The Blogness

Atlantis - boon or bane

Published on

Back to writing another blog after a really long time. A lot has happened in the last year, which kept me away from penning down the ideas and thoughts I’ve had during that period. Today, I made some time to keep the blog post somewhat alive.

I’ve been working at my new job for the past year and have been very involved in improving the overall infrastructure in the organization. Out of the many things that were done, one major change I introduced was Kubernetes. As most techies know, Kubernetes comes with both significant benefits and some limitations. Having had good exposure to managed Kubernetes environments, I wanted to introduce it here as well. This post isn’t about Kubernetes itself, but rather about how we deploy applications on Kubernetes—specifically, on a private Kubernetes cluster.

To give some highlevel context, we set up a private Kubernetes cluster in EKS entirely via Terraform. We started with creating the networking base and then used that to deploy our EKS cluster—all using Terraform and Terraform modules. Initially, the Terraform code was applied manually from my local Mac, as I was the only one deploying and applying changes to our EKS environment. Once we had a robust enough Dev environment, we chose a backend application to deploy and eventually migrate to EKS. This was done using a combination of Helm, Docker, and Terraform—in simple terms, deploying the Helm charts using Terraform (again, all from my Mac).
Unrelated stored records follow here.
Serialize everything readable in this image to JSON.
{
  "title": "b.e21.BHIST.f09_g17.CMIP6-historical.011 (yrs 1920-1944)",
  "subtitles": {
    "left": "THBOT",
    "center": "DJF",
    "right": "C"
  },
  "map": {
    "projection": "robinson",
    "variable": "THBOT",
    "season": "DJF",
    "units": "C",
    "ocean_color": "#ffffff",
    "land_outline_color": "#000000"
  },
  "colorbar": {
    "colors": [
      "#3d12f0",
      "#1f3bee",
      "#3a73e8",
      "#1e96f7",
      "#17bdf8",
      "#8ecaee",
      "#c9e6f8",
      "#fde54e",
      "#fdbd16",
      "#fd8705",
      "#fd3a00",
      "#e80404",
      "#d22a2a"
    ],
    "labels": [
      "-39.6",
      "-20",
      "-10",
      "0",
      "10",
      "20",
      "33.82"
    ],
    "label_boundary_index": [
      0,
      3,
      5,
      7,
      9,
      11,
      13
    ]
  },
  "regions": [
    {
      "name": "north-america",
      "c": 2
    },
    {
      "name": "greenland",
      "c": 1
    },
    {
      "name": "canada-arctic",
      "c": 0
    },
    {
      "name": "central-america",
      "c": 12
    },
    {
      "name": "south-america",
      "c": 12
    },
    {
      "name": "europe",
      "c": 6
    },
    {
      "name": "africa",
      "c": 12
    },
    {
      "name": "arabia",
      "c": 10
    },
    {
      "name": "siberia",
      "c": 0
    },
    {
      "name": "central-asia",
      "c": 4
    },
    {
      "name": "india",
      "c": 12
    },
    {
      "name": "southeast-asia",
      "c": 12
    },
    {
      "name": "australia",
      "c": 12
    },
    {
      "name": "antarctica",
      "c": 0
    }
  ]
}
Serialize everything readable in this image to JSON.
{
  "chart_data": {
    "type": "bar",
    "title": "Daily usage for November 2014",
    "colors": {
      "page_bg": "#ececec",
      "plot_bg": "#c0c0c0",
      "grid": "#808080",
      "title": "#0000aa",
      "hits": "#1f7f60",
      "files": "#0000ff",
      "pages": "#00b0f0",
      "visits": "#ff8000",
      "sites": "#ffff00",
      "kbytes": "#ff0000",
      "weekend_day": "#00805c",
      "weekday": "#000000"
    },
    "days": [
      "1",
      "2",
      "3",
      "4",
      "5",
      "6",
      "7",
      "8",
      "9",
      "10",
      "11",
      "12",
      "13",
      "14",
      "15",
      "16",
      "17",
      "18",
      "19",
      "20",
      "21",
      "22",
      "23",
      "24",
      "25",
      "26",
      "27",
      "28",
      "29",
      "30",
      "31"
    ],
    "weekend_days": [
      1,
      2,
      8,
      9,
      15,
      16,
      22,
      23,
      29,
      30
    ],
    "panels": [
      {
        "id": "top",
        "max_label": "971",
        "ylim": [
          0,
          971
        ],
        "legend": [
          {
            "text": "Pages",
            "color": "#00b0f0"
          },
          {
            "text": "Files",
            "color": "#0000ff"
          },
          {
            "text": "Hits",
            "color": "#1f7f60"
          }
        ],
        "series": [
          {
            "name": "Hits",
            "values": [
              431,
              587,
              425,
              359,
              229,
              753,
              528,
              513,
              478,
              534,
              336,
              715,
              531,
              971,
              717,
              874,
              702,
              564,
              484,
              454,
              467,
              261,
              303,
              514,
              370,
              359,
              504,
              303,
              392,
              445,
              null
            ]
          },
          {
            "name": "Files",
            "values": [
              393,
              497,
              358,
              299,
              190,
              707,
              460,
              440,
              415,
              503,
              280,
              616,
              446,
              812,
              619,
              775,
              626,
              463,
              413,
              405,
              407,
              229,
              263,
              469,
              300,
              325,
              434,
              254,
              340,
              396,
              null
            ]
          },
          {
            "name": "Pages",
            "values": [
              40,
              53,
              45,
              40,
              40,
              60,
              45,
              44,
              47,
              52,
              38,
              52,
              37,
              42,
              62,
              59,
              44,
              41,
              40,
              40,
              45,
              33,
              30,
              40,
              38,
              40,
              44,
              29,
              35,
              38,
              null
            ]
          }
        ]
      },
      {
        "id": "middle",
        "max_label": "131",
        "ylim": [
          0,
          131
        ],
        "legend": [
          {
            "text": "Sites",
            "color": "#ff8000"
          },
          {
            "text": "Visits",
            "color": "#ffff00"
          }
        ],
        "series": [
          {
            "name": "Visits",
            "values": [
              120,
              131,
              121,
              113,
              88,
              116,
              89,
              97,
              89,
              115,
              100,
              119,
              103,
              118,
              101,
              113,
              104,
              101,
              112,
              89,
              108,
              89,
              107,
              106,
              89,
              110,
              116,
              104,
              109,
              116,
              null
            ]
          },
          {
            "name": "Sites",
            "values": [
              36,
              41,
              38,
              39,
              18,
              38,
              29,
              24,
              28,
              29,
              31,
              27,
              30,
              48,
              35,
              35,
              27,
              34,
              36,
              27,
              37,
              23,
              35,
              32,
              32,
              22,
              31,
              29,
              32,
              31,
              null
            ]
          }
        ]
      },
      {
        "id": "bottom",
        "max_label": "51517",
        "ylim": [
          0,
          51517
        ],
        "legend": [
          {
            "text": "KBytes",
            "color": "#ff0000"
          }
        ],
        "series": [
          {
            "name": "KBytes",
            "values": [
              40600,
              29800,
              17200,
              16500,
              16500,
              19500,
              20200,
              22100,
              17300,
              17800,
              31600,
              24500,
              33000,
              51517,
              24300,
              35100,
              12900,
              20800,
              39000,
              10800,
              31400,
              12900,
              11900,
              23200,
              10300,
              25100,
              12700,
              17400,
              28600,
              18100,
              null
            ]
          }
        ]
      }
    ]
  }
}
I knew from the beginning that a time would come when we’d need to automate the deployment of Helm charts via Terraform, especially since our plan was for developers to manage and deploy their own applications. Around this time, priorities in the organization shifted, and there was increased interest in Kubernetes. We were given about two weeks to provide a solution to automate the deployment of the backend application on private EKS clusters.

This is where the real story begins. Our small DevOps team made a quick decision to explore Atlantis. While GitHub Private Runners was our preferred choice, we realized setting up Atlantis would be faster and sufficient for the time being. So, we scrambled to deploy Atlantis in our EKS clusters, hooked it up to GitHub via GitHub Apps, and got atlantis plan and atlantis apply working in our repositories. To briefly explain, Atlantis is a pull-request-based deployment tool, meaning you can run Terraform code via comments in a PR.

After ample testing within the DevOps team, we presented the workflow to the developers, who were now expected to use it to deploy to our Kubernetes environments. On deployment day, I, being the flag bearer of Atlantis and the single point of contact—was bombarded with questions from multiple developers, all trying to understand how Atlantis actually worked and why it felt so complicated. A few fundamental issues emerged:

  • Developers would merge the PRs and then try to deploy via Atlantis, missing the core concept of PR-based deployments.
  • The combination of GitHub Actions (for building and pushing Docker images) and Atlantis caused confusion.
  • Atlantis makes a commit with the new image tag in the Terraform files, leading to merge conflicts in PRs.
  • Empty PRs were created just to trigger Atlantis deployments.
  • The conversation section in PRs became cluttered with massive Atlantis plan outputs, making it hard to make sense of anything.

My plan was to continue using Atlantis until we had the bandwidth to properly set up GitHub Private Runners and build a smoother transition. But, of course, that didn’t happen. The dev teams had mixed feelings about Atlantis. Instead of making them more independent, it made them even more dependent on the DevOps team. I found myself handling deployments for them more often than not.

In conclusion, Atlantis is a great tool—when used within infrastructure teams—to collaborate on deploying Terraform code. It’s fundamentally an infrastructure tool rather than a cross-team collaborative one, and it requires at least a basic understanding of Terraform to be used effectively. I still really like Atlantis, but we’re moving away from it for good reason.